Aku berusaha membuka tulisan ini dengan apa yang disebut kalimat pertanyaan berpola negasi-afirmasi. Artinya, pemahaman-pemahaman yang sebelumnya diberangus dulu, lalu dimunculkan sebuah pemahaman baru yang memang itulah yang dibutuhkan.
Pertanyaan tersebut bila dipositifkan setidaknya akan menjadi ‘Tidak ada yang bisa dititipi masa depan bangsa kecuali generasi pemuda’. Kupahami bahwa pemuda adalah satu-satunya generasi yang punya harapan. Pemuda merupakan lapisan sosial yang memang diperuntukkan mengelola bangsanya di masa depan.
Maka, pemahaman bahwa ada lapisan atau kelompok lain, sebagai yang bisa dititipi masa depan, harus dinegasikan, artinya harus di hilangkan dahulu, bahkan sama sekali. Maka kemudian penegasian ini di-counter dengan sebuah afirmasi dengan penegasan adanya keharusan tampilnya pemuda sebagai generasi yang bisa dititipi masa depan bangsa.
Maka munculah paradigma bahwa memang yang benar-benar akan menentukan mau seperti apa bangsa ini adalah pemuda. Pemuda adalah yang bisa menawarkan bangsa ini mimpi-mimpi untuk menjadi bangsa yang besar. Inilah perbedaan pemuda dengan generasi yang lain. Kalau kaum tua menawarkan pengalaman-pengalamannya di masa lalu, maka pemuda menawarkan masa depan.
Paradigma Pemuda Tuntas
Hal ini, tentu, kemudian berkonsekuensi pada keharusan pembekalan generasi muda dengan sungguh-sungguh. Pemuda sudah saatnya memahami paradigma bahwa ‘Ini bangsa kami, maka baik buruknya, kami bertanggung jawab’. Sebagai pemuda, adalah penting untuk memiliki rasa kebanggaan terhadap bangsanya. 'This is Indonesia that we are really proud of!' Pemuda sudah harus paham bahwa dedikasi mereka dibutuhkan oleh masyarakat.

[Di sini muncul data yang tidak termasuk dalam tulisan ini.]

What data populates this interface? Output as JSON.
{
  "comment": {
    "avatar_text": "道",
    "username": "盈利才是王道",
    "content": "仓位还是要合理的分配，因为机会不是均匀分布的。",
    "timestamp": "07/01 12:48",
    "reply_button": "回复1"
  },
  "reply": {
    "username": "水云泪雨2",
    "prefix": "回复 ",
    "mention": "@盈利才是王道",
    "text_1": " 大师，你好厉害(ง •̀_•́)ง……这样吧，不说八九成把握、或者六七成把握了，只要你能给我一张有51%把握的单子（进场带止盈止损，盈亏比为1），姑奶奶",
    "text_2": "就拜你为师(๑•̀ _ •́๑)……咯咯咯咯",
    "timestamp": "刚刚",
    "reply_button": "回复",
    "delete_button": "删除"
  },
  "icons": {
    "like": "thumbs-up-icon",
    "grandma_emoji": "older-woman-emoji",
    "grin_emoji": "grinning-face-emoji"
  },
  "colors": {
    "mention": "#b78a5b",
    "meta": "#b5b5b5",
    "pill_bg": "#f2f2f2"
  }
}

Bila menilik sejarah sumpah pemuda, maka akan kita jumpai pemuda-pemuda perumusnya yang sudah tidak membicarakan urusan pribadinya. Mereka adalah, meminjam istilah Anies Baswedan, manusia-manusia yang tuntas dengan dirinya. Tidak ada dalam pikiran mereka uruasan-urusan yang bersifat pribadi dan kesukuan. Tidak ada kepentingan-kepentingan sektoral yang mereka bawa saat itu. Mereka telah tuntas dengan urusan dirinya.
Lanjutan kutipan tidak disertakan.